Page 117 of Enforcer

The things I’d do to you if you were here, darling.

I want to hold you.

I miss you.

I’ve inflicted so much pain over the years, but this is another level of torture.

I walked today. All by myself. I wish you were there to see it.

I’m scared to drive.

I love you.

Fuck, tesoro. I’m dying without you. Answer me, goddamnit!

I’m sorry.

The world seems dimmer now that we’re not together.

You look gorgeous today, my love.

I wish I could be what you need.

God, this is hard.

Today was a bad day. Pain is for the birds.

The nightmares are the worst. Do you have them, too?

You’re so beautiful. I love that skirt on you.

I miss you.

My body achesas I sob into the pillow, curling into the fetal position as his words stabbed through me over and over again. I wasn’t there for him when he needed me. I didn’t rejoice and rush into his arms when he awoke. I don’t even know if he was alone when he awoke.

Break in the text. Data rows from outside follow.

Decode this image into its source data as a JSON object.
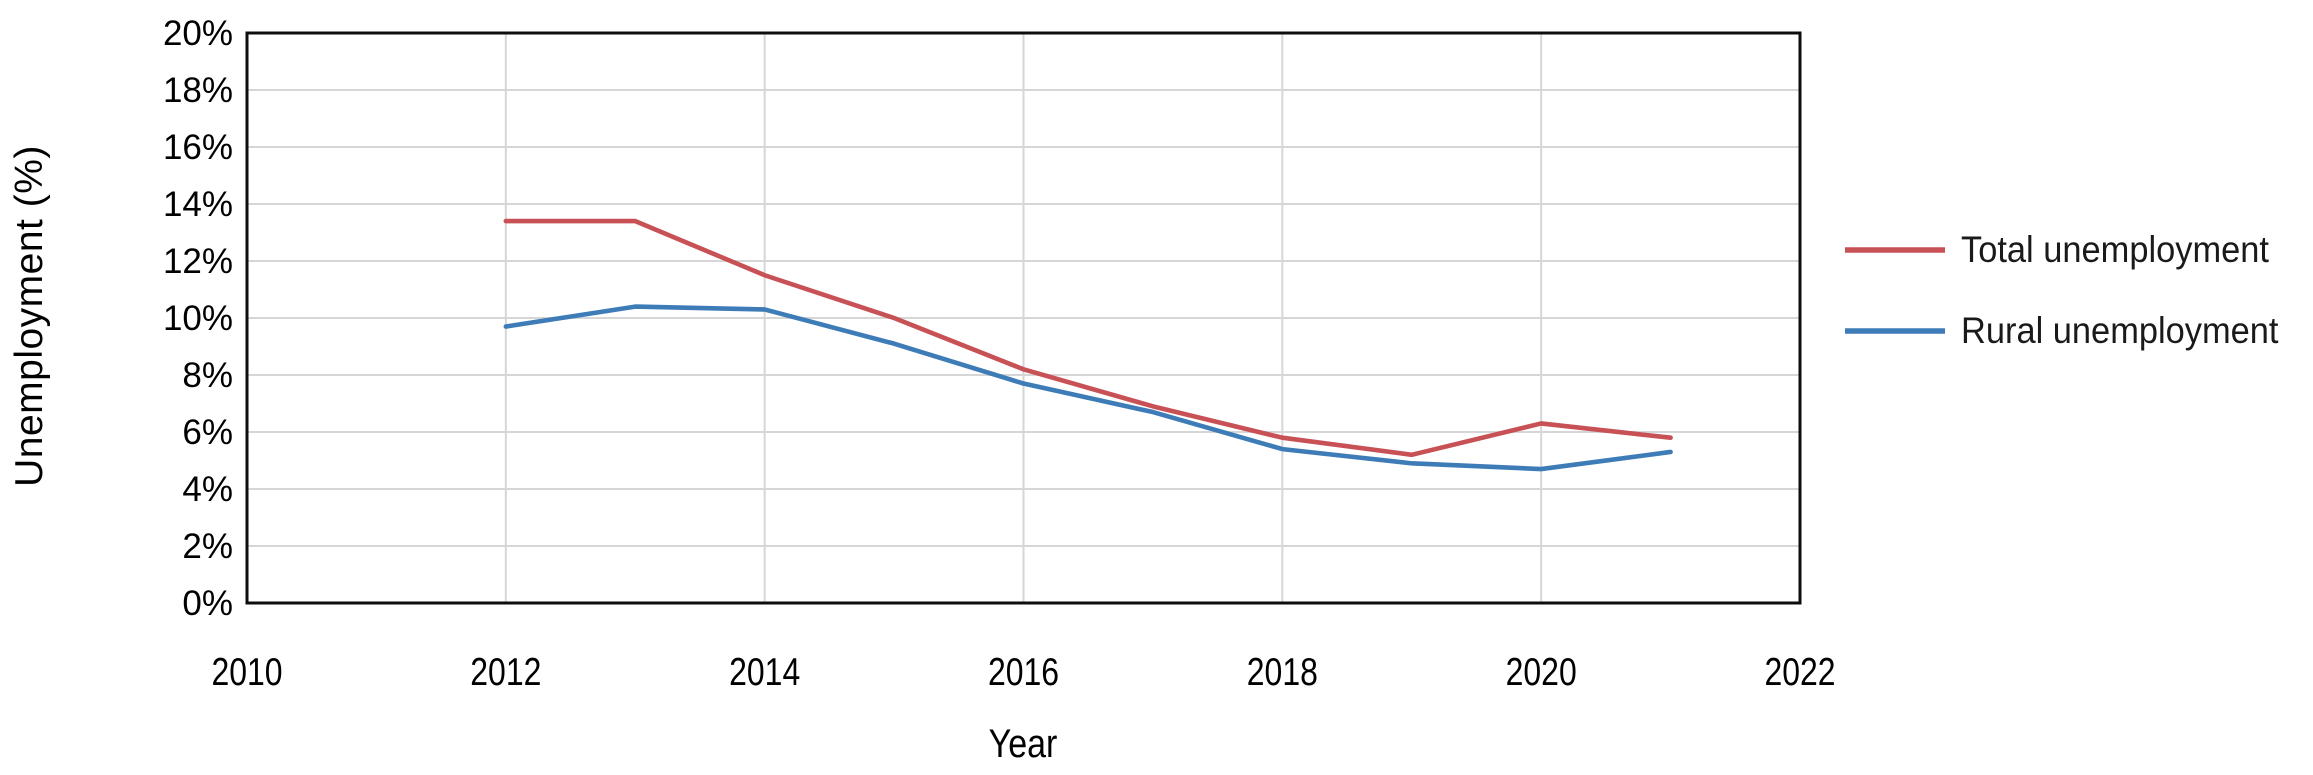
{
  "chart_data": {
    "type": "line",
    "title": "",
    "xlabel": "Year",
    "ylabel": "Unemployment (%)",
    "x": [
      2012,
      2013,
      2014,
      2015,
      2016,
      2017,
      2018,
      2019,
      2020,
      2021
    ],
    "series": [
      {
        "name": "Total unemployment",
        "color": "#c85156",
        "values": [
          13.4,
          13.4,
          11.5,
          10.0,
          8.2,
          6.9,
          5.8,
          5.2,
          6.3,
          5.8
        ]
      },
      {
        "name": "Rural unemployment",
        "color": "#3e7cb8",
        "values": [
          9.7,
          10.4,
          10.3,
          9.1,
          7.7,
          6.7,
          5.4,
          4.9,
          4.7,
          5.3
        ]
      }
    ],
    "x_axis": {
      "min": 2010,
      "max": 2022,
      "tick_step": 2,
      "tick_labels": [
        "2010",
        "2012",
        "2014",
        "2016",
        "2018",
        "2020",
        "2022"
      ]
    },
    "y_axis": {
      "min": 0,
      "max": 20,
      "tick_step": 2,
      "tick_labels": [
        "0%",
        "2%",
        "4%",
        "6%",
        "8%",
        "10%",
        "12%",
        "14%",
        "16%",
        "18%",
        "20%"
      ]
    },
    "grid": true,
    "legend_position": "right-center"
  },
  "colors": {
    "gridline": "#d6d6d6",
    "plot_border": "#0d0d0d",
    "background": "#ffffff",
    "tick_text": "#000000",
    "legend_text": "#1a1a1a"
  }
}
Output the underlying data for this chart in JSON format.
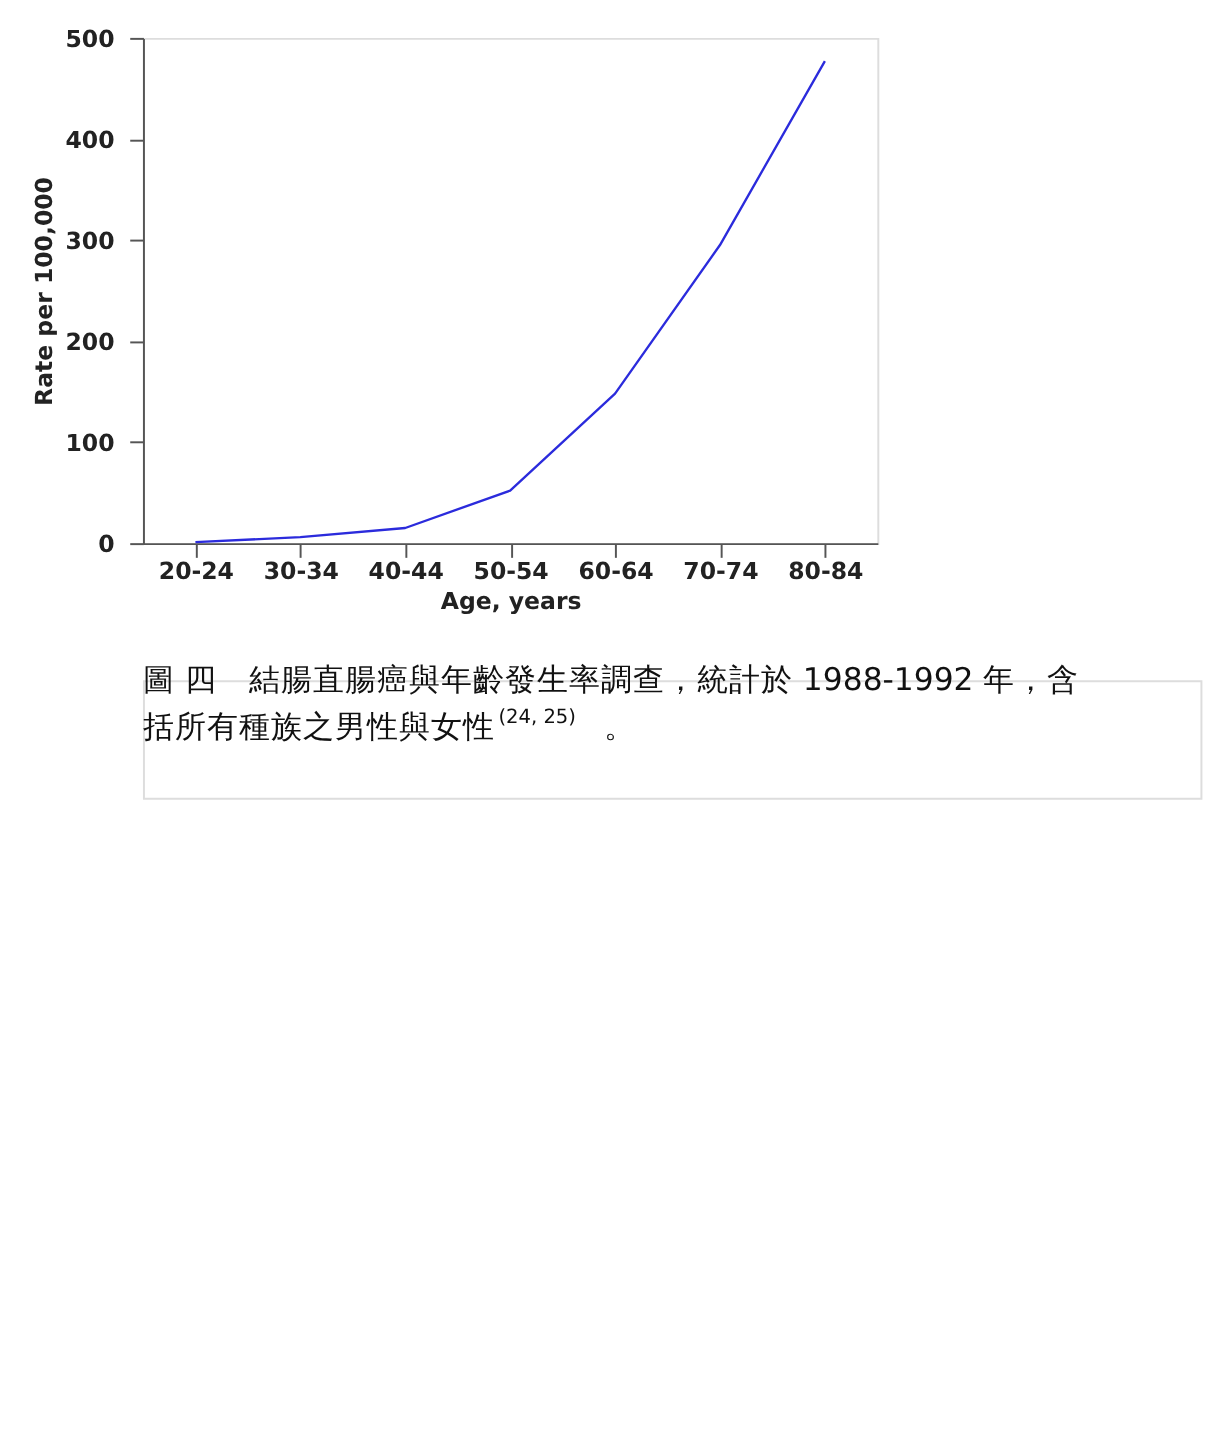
{
  "chart_data": {
    "type": "line",
    "xlabel": "Age, years",
    "ylabel": "Rate per 100,000",
    "categories": [
      "20-24",
      "30-34",
      "40-44",
      "50-54",
      "60-64",
      "70-74",
      "80-84"
    ],
    "series": [
      {
        "color": "#2b2bdc",
        "values": [
          1,
          6,
          15,
          52,
          148,
          295,
          477
        ]
      }
    ],
    "ylim": [
      0,
      500
    ],
    "yticks": [
      0,
      100,
      200,
      300,
      400,
      500
    ],
    "grid": false,
    "legend": false,
    "marker": "none",
    "line_style": "solid",
    "annotations": [
      "圖 四　結腸直腸癌與年齡發生率調查，統計於 1988-1992 年，含括所有種族之男性與女性$^{(24, 25)}$ 。"
    ]
  }
}
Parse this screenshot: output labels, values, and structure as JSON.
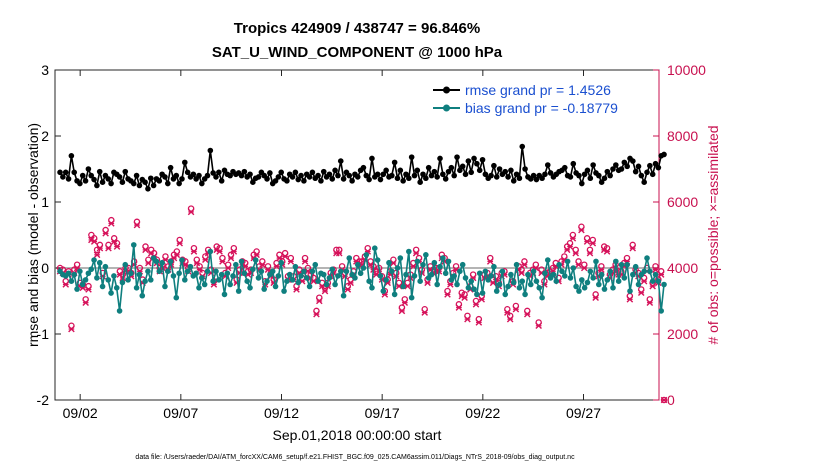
{
  "chart_data": {
    "type": "line",
    "title_line1": "Tropics 424909 / 438747 = 96.846%",
    "title_line2": "SAT_U_WIND_COMPONENT @ 1000 hPa",
    "ylabel_left": "rmse and bias (model - observation)",
    "ylabel_right": "# of obs: o=possible; ×=assimilated",
    "xlabel": "Sep.01,2018 00:00:00 start",
    "data_file": "data file: /Users/raeder/DAI/ATM_forcXX/CAM6_setup/f.e21.FHIST_BGC.f09_025.CAM6assim.011/Diags_NTrS_2018-09/obs_diag_output.nc",
    "ylim_left": [
      -2,
      3
    ],
    "ylim_right": [
      0,
      10000
    ],
    "xlim": [
      0.75,
      30.75
    ],
    "yticks_left": [
      "3",
      "2",
      "1",
      "0",
      "-1",
      "-2"
    ],
    "yticks_right": [
      "10000",
      "8000",
      "6000",
      "4000",
      "2000",
      "0"
    ],
    "xticks": [
      {
        "day": 2,
        "label": "09/02"
      },
      {
        "day": 7,
        "label": "09/07"
      },
      {
        "day": 12,
        "label": "09/12"
      },
      {
        "day": 17,
        "label": "09/17"
      },
      {
        "day": 22,
        "label": "09/22"
      },
      {
        "day": 27,
        "label": "09/27"
      }
    ],
    "colors": {
      "rmse": "#000000",
      "bias": "#0f7f7f",
      "obs": "#d6125a",
      "right_axis": "#c8104f",
      "zero_line": "#b4b4b4"
    },
    "series": [
      {
        "name": "rmse grand pr = 1.4526",
        "key": "rmse",
        "values": [
          1.45,
          1.38,
          1.45,
          1.35,
          1.7,
          1.45,
          1.32,
          1.28,
          1.4,
          1.32,
          1.5,
          1.4,
          1.34,
          1.25,
          1.46,
          1.3,
          1.4,
          1.35,
          1.28,
          1.45,
          1.42,
          1.38,
          1.3,
          1.46,
          1.35,
          1.32,
          1.28,
          1.4,
          1.25,
          1.34,
          1.3,
          1.2,
          1.36,
          1.25,
          1.35,
          1.32,
          1.42,
          1.38,
          1.28,
          1.52,
          1.35,
          1.4,
          1.28,
          1.35,
          1.6,
          1.45,
          1.38,
          1.42,
          1.35,
          1.4,
          1.28,
          1.35,
          1.4,
          1.78,
          1.44,
          1.38,
          1.45,
          1.32,
          1.48,
          1.42,
          1.4,
          1.46,
          1.42,
          1.44,
          1.4,
          1.46,
          1.38,
          1.42,
          1.3,
          1.36,
          1.38,
          1.45,
          1.4,
          1.35,
          1.44,
          1.28,
          1.32,
          1.38,
          1.45,
          1.35,
          1.32,
          1.42,
          1.38,
          1.45,
          1.34,
          1.4,
          1.32,
          1.42,
          1.38,
          1.45,
          1.36,
          1.4,
          1.32,
          1.46,
          1.38,
          1.42,
          1.35,
          1.48,
          1.4,
          1.62,
          1.35,
          1.45,
          1.4,
          1.32,
          1.42,
          1.38,
          1.48,
          1.52,
          1.4,
          1.34,
          1.66,
          1.38,
          1.42,
          1.34,
          1.42,
          1.48,
          1.38,
          1.4,
          1.6,
          1.36,
          1.48,
          1.32,
          1.42,
          1.36,
          1.68,
          1.4,
          1.48,
          1.3,
          1.42,
          1.36,
          1.52,
          1.4,
          1.46,
          1.38,
          1.66,
          1.42,
          1.35,
          1.46,
          1.52,
          1.4,
          1.68,
          1.48,
          1.54,
          1.42,
          1.62,
          1.45,
          1.66,
          1.58,
          1.48,
          1.64,
          1.42,
          1.36,
          1.4,
          1.55,
          1.38,
          1.5,
          1.42,
          1.46,
          1.38,
          1.48,
          1.32,
          1.42,
          1.36,
          1.84,
          1.5,
          1.38,
          1.35,
          1.4,
          1.34,
          1.4,
          1.36,
          1.42,
          1.56,
          1.44,
          1.38,
          1.42,
          1.46,
          1.48,
          1.52,
          1.4,
          1.38,
          1.58,
          1.44,
          1.4,
          1.28,
          1.42,
          1.48,
          1.36,
          1.56,
          1.44,
          1.4,
          1.3,
          1.36,
          1.46,
          1.4,
          1.5,
          1.56,
          1.48,
          1.5,
          1.6,
          1.54,
          1.66,
          1.62,
          1.46,
          1.54,
          1.4,
          1.3,
          1.45,
          1.55,
          1.42,
          1.58,
          1.52,
          1.7,
          1.72
        ]
      },
      {
        "name": "bias grand pr = -0.18779",
        "key": "bias",
        "values": [
          -0.05,
          -0.1,
          -0.12,
          -0.08,
          -0.2,
          -0.1,
          -0.32,
          -0.05,
          -0.25,
          -0.18,
          -0.08,
          -0.02,
          0.12,
          -0.15,
          0.08,
          -0.28,
          0.02,
          -0.18,
          -0.38,
          -0.12,
          -0.3,
          -0.65,
          -0.22,
          0.05,
          -0.18,
          -0.08,
          0.35,
          -0.3,
          -0.1,
          -0.42,
          -0.2,
          -0.05,
          -0.18,
          0.15,
          0.1,
          -0.05,
          0.08,
          -0.28,
          -0.05,
          0.1,
          -0.12,
          -0.45,
          -0.08,
          0.12,
          -0.18,
          -0.05,
          0.02,
          -0.12,
          -0.08,
          -0.3,
          -0.15,
          -0.25,
          -0.05,
          0.25,
          -0.2,
          -0.05,
          -0.18,
          -0.1,
          -0.4,
          -0.08,
          -0.25,
          -0.12,
          0.05,
          -0.35,
          0.1,
          -0.08,
          -0.2,
          -0.3,
          -0.02,
          0.12,
          -0.15,
          -0.05,
          -0.32,
          -0.2,
          -0.1,
          -0.05,
          -0.28,
          -0.12,
          0.08,
          -0.35,
          -0.2,
          -0.1,
          -0.18,
          0.02,
          -0.22,
          -0.12,
          -0.05,
          -0.15,
          -0.28,
          -0.05,
          0.05,
          -0.2,
          -0.08,
          -0.1,
          -0.25,
          -0.15,
          -0.02,
          -0.25,
          -0.12,
          -0.05,
          -0.42,
          -0.05,
          0.15,
          -0.1,
          -0.15,
          0.05,
          -0.08,
          0.0,
          0.2,
          -0.2,
          -0.3,
          0.3,
          0.12,
          -0.12,
          -0.35,
          -0.18,
          0.08,
          -0.05,
          -0.4,
          0.0,
          0.15,
          -0.28,
          -0.1,
          0.25,
          -0.45,
          -0.12,
          0.1,
          -0.2,
          0.05,
          0.2,
          -0.15,
          -0.1,
          0.08,
          -0.25,
          0.02,
          0.15,
          -0.08,
          0.1,
          -0.18,
          -0.12,
          -0.25,
          -0.05,
          0.05,
          -0.15,
          -0.3,
          -0.2,
          -0.32,
          -0.4,
          -0.08,
          -0.38,
          -0.05,
          -0.18,
          -0.12,
          0.02,
          -0.35,
          -0.25,
          -0.05,
          -0.4,
          -0.28,
          -0.1,
          -0.22,
          0.05,
          -0.3,
          -0.2,
          -0.4,
          -0.1,
          -0.25,
          -0.05,
          -0.2,
          -0.3,
          -0.45,
          -0.08,
          0.12,
          -0.15,
          -0.1,
          -0.2,
          0.05,
          -0.05,
          -0.12,
          0.1,
          -0.15,
          0.0,
          -0.28,
          -0.35,
          -0.18,
          -0.3,
          -0.22,
          -0.05,
          -0.15,
          0.1,
          -0.25,
          -0.1,
          -0.32,
          -0.18,
          -0.05,
          -0.3,
          0.1,
          -0.2,
          0.05,
          -0.15,
          0.05,
          -0.35,
          -0.1,
          0.02,
          -0.25,
          -0.1,
          -0.05,
          0.15,
          -0.05,
          -0.2,
          -0.1,
          -0.2,
          -0.65,
          -0.25
        ]
      },
      {
        "name": "possible obs",
        "key": "obs_possible",
        "values": [
          4000,
          3950,
          3600,
          3900,
          2250,
          3950,
          4100,
          3550,
          3500,
          3050,
          3450,
          5000,
          4900,
          4550,
          4700,
          3850,
          5150,
          4700,
          5450,
          4900,
          4750,
          3900,
          3800,
          4000,
          4000,
          3850,
          4200,
          5400,
          4000,
          3650,
          4650,
          4250,
          4550,
          4450,
          4250,
          4000,
          4100,
          4350,
          4050,
          4200,
          4400,
          4500,
          4850,
          4250,
          4200,
          4000,
          5800,
          4600,
          4250,
          4050,
          3850,
          4350,
          4550,
          3950,
          3600,
          4650,
          4600,
          4300,
          3850,
          4100,
          4400,
          4600,
          3650,
          3950,
          4200,
          4150,
          3900,
          3950,
          4400,
          4500,
          4050,
          4200,
          3600,
          4050,
          3850,
          3650,
          4150,
          4400,
          4200,
          4450,
          3750,
          4300,
          3750,
          3450,
          3950,
          3700,
          4300,
          4000,
          3800,
          3700,
          2700,
          3100,
          3550,
          3400,
          3550,
          3850,
          3950,
          4550,
          4550,
          4050,
          3850,
          3450,
          3650,
          3900,
          4300,
          4200,
          4200,
          4350,
          4600,
          4200,
          4050,
          3900,
          4000,
          3750,
          3300,
          3650,
          3900,
          4250,
          3850,
          3550,
          2800,
          3050,
          3550,
          3800,
          4150,
          4550,
          4300,
          3950,
          2750,
          3650,
          4050,
          3950,
          4000,
          4000,
          4400,
          4300,
          3300,
          3600,
          3850,
          4050,
          2900,
          3250,
          3200,
          2550,
          3450,
          3800,
          3000,
          2450,
          3150,
          3800,
          3850,
          4300,
          3650,
          3750,
          3550,
          3850,
          3900,
          2750,
          2550,
          3600,
          2850,
          4050,
          3950,
          4200,
          2700,
          3850,
          3950,
          4100,
          2350,
          3950,
          3600,
          3850,
          3900,
          4000,
          4150,
          3700,
          4200,
          4350,
          4650,
          4750,
          5000,
          4550,
          4200,
          5250,
          4100,
          4900,
          4550,
          4850,
          3200,
          3850,
          4050,
          4650,
          4600,
          3800,
          3950,
          4100,
          3900,
          3900,
          4150,
          4300,
          3150,
          4700,
          3950,
          3850,
          3350,
          3700,
          4000,
          3050,
          3550,
          4050,
          3650,
          3900,
          0
        ]
      },
      {
        "name": "assimilated obs",
        "key": "obs_assim",
        "values": [
          3900,
          3850,
          3500,
          3800,
          2150,
          3850,
          4000,
          3450,
          3400,
          2950,
          3350,
          4850,
          4800,
          4400,
          4600,
          3750,
          5050,
          4600,
          5350,
          4800,
          4650,
          3800,
          3700,
          3900,
          3900,
          3750,
          4100,
          5300,
          3900,
          3550,
          4550,
          4150,
          4450,
          4350,
          4150,
          3900,
          4000,
          4250,
          3950,
          4100,
          4300,
          4400,
          4750,
          4150,
          4100,
          3900,
          5700,
          4500,
          4150,
          3950,
          3750,
          4250,
          4450,
          3850,
          3500,
          4550,
          4500,
          4200,
          3750,
          4000,
          4300,
          4500,
          3550,
          3850,
          4100,
          4050,
          3800,
          3850,
          4300,
          4400,
          3950,
          4100,
          3500,
          3950,
          3750,
          3550,
          4050,
          4300,
          4100,
          4350,
          3650,
          4200,
          3650,
          3350,
          3850,
          3600,
          4200,
          3900,
          3700,
          3600,
          2600,
          3000,
          3450,
          3300,
          3450,
          3750,
          3850,
          4450,
          4450,
          3950,
          3750,
          3350,
          3550,
          3800,
          4200,
          4100,
          4100,
          4250,
          4500,
          4100,
          3950,
          3800,
          3900,
          3650,
          3200,
          3550,
          3800,
          4150,
          3750,
          3450,
          2700,
          2950,
          3450,
          3700,
          4050,
          4450,
          4200,
          3850,
          2650,
          3550,
          3950,
          3850,
          3900,
          3900,
          4300,
          4200,
          3200,
          3500,
          3750,
          3950,
          2800,
          3150,
          3100,
          2450,
          3350,
          3700,
          2900,
          2350,
          3050,
          3700,
          3750,
          4200,
          3550,
          3650,
          3450,
          3750,
          3800,
          2650,
          2450,
          3500,
          2750,
          3950,
          3850,
          4100,
          2600,
          3750,
          3850,
          4000,
          2250,
          3850,
          3500,
          3750,
          3800,
          3900,
          4050,
          3600,
          4100,
          4250,
          4550,
          4650,
          4900,
          4450,
          4100,
          5150,
          4000,
          4800,
          4450,
          4750,
          3100,
          3750,
          3950,
          4550,
          4500,
          3700,
          3850,
          4000,
          3800,
          3800,
          4050,
          4200,
          3050,
          4600,
          3850,
          3750,
          3250,
          3600,
          3900,
          2950,
          3450,
          3950,
          3550,
          3800,
          0
        ]
      }
    ]
  }
}
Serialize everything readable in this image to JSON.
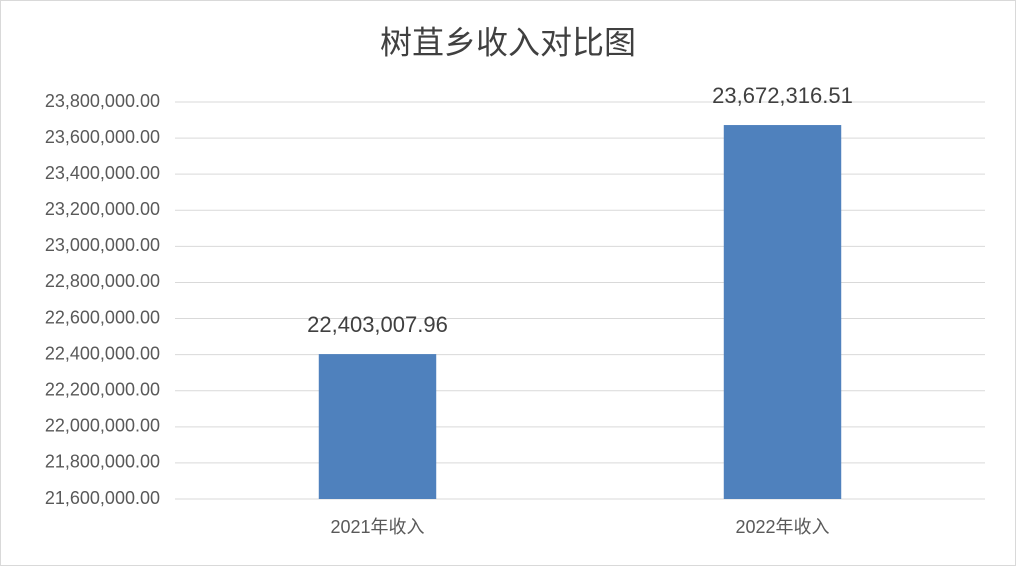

I wasn’t there the first time he walked after so many weeks of therapy and being in a wheelchair. I’m not there when the nightmares from the crash come for him to hold him through them.

I abandoned him.

How could I contact or message him back after these texts?

How can I ever face him knowing how much of a coward I am?

I miss him so fucking much it feels as if I can’t breathe, but I left him when I needed to be there.

I’m a fucking shit person.

I read his last text repeatedly, contemplating that he’s said he would leave me alone.

Instead of feeling relieved that his stalking and incessant texting is going to come to an end, I’m afraid.

Sad.

God, I’m so fucking sad.

The tears come again, and I can’t make them stop.

I’m miserable. I have been since the day I walked away from Dante, knowing I wasn’t coming back.